Sunday 11 January 2015

Bus, Oil Truck Crash in Southern Pakistan, Killing 59



KARACHI, Pakistan—A bus collided with a tanker truck carrying oil on a road in southern Pakistan early Sunday, starting a fire that claimed the lives at least 59 passengers, police and hospital officials said.
Police officials said the bus driver and a conductor escaped after jumping out of the vehicle as it was about to crash. The bus driver then fled the scene, said police, who are trying to locate him.
The accident took place just outside Karachi, the country’s financial capital and largest city, in Sindh province. Officials said the bus was traveling to Shikarpur, a district in Sindh province about 300 miles north of Karachi.
“The accident took place on a single-track road connecting to the main highway,” said Rao Anwar, a senior police official. “It appears to have happened due to a combination of rash driving and poor road conditions.”
Mr. Anwar said the fire was set off by a gas cylinder in the bus, not by fuel from the truck.
Rescue workers at the scene said the intense heat melted some of the metal frame of the bus. They were forced to cut the vehicle open to retrieve some of the bodies.
Officials at Karachi’s Jinnah Postgraduate Medical Center said they had received the bodies of 59 people, including eight women and two children. The victims suffered severe burns, they said.
Police said there were 70 passengers on the bus, plus the driver and conductor.
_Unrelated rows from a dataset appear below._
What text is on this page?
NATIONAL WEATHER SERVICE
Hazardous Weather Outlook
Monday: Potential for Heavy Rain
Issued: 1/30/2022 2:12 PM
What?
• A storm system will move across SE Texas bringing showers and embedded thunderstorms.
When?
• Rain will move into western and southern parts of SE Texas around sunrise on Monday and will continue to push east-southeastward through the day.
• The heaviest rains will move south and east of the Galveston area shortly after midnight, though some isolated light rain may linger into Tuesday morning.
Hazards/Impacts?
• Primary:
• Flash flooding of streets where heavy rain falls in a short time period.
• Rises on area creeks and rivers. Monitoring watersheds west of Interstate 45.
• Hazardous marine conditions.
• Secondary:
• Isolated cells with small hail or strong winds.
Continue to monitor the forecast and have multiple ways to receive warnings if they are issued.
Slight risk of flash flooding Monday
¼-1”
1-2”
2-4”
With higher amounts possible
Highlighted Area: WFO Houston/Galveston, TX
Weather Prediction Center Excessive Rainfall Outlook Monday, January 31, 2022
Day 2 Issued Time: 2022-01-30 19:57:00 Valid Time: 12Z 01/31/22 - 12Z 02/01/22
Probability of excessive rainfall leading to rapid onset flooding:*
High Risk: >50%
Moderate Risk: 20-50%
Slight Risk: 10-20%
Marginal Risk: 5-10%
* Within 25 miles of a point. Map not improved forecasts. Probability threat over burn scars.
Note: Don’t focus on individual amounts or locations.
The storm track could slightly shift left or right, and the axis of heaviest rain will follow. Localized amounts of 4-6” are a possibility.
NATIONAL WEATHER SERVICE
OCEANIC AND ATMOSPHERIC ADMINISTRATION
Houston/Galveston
Eight passengers escaped unharmed, while three were slightly injured.
The crash was the second such major accident in Sindh in recent months. In November last year, 56 people were killed in a similar collision.
Officials say poor infrastructure and the illicit distribution of licenses to unqualified drivers are the main contributors to Pakistan’s traffic fatality rate. Over the past decade, an average of 5,000 Pakistanis have been killed in road accidents every year, according to the Pakistan Bureau of Statistics.